Clarissa Tércio destaca que a medida reforça a assistência social sem alterar o propósito do BPC.
O Projeto de Lei 6414/25 modifica a Lei Orgânica da Assistência Social (Loas) para assegurar que o responsável legal, reconhecido como cuidador, possa receber o Benefício de Prestação Continuada (BPC) por um período de 12 meses depois do falecimento do titular. Atualmente, o benefício é encerrado imediatamente com a morte do titular.
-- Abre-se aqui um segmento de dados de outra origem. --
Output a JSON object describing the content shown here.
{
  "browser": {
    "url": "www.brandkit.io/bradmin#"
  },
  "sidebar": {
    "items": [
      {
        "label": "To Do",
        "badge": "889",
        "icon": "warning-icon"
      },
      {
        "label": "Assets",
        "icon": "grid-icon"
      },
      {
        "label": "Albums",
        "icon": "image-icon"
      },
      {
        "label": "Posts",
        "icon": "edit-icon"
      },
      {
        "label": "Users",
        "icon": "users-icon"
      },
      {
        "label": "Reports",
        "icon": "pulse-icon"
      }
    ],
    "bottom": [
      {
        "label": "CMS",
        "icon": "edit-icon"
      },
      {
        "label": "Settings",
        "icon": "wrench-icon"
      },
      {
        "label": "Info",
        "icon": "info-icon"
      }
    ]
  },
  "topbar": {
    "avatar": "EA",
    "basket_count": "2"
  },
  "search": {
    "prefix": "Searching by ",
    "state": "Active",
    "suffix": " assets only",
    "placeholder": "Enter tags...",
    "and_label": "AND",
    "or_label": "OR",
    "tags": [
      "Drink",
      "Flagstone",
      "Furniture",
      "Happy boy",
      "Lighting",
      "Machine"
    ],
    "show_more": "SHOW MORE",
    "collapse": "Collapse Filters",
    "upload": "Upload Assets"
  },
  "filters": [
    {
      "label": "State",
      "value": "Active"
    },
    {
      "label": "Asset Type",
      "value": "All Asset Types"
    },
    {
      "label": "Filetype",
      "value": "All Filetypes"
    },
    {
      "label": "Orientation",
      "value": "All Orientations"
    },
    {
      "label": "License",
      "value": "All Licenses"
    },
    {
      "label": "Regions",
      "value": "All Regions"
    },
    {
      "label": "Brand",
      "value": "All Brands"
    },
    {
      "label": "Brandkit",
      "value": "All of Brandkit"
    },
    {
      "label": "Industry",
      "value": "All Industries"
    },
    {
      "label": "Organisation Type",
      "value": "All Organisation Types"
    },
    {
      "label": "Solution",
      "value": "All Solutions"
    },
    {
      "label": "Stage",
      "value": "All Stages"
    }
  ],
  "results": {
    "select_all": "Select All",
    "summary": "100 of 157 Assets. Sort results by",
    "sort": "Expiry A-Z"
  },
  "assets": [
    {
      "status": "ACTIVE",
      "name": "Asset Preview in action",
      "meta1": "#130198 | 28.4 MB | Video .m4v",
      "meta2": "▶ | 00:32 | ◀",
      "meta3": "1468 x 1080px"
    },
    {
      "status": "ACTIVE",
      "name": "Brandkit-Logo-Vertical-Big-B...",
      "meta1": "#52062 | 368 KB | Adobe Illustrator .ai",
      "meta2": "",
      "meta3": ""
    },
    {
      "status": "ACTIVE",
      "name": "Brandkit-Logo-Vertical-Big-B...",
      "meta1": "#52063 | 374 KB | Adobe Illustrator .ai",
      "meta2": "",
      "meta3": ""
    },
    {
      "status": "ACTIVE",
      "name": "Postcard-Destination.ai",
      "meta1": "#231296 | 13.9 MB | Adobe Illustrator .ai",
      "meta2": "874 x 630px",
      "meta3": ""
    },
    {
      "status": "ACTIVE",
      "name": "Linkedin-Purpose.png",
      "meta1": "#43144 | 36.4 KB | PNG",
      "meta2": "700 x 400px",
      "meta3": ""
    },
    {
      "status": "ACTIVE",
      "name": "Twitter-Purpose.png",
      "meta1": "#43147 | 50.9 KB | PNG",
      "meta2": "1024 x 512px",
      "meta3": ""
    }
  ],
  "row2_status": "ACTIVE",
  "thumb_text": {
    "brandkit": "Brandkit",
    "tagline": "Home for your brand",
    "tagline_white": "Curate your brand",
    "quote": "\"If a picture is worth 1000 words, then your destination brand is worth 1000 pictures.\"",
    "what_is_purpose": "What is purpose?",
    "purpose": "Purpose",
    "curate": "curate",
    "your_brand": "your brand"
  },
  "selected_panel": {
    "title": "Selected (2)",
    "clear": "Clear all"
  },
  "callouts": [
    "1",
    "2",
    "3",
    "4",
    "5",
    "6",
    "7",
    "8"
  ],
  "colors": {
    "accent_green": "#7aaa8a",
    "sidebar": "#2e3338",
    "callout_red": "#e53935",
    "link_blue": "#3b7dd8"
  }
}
A proposta está em tramitação na Câmara dos Deputados.
Para garantir o direito temporário ao BPC, o responsável legal deverá estar formalmente reconhecido como cuidador antes da morte da pessoa assistida, e não será exigida nova comprovação dessa condição após o falecimento.
Além disso, o recebimento do benefício estará condicionado à participação do cuidador em programas de capacitação, qualificação profissional ou inclusão produtiva, com prazos e condições a serem definidos futuramente pelo governo.
Proteção social
Conforme argumentado pela parlamentar, essa é uma ação excepcional, temporária e necessária, que fortalece a assistência social sem comprometer a finalidade do BPC.
O BPC é destinado a pessoas acima de 65 anos ou com deficiência de qualquer idade e baixa renda familiar per capita. A legislação atual não contempla a continuidade do benefício para cuidadores após a morte do titular.
Próximos passos
O projeto seguirá análise pelas comissões de Previdência, Assistência Social, Infância, Adolescência e Família; Finanças e Tributação; e Constituição e Justiça e de Cidadania.
Para virar lei, o texto deverá ser aprovado pela Câmara e pelo Senado.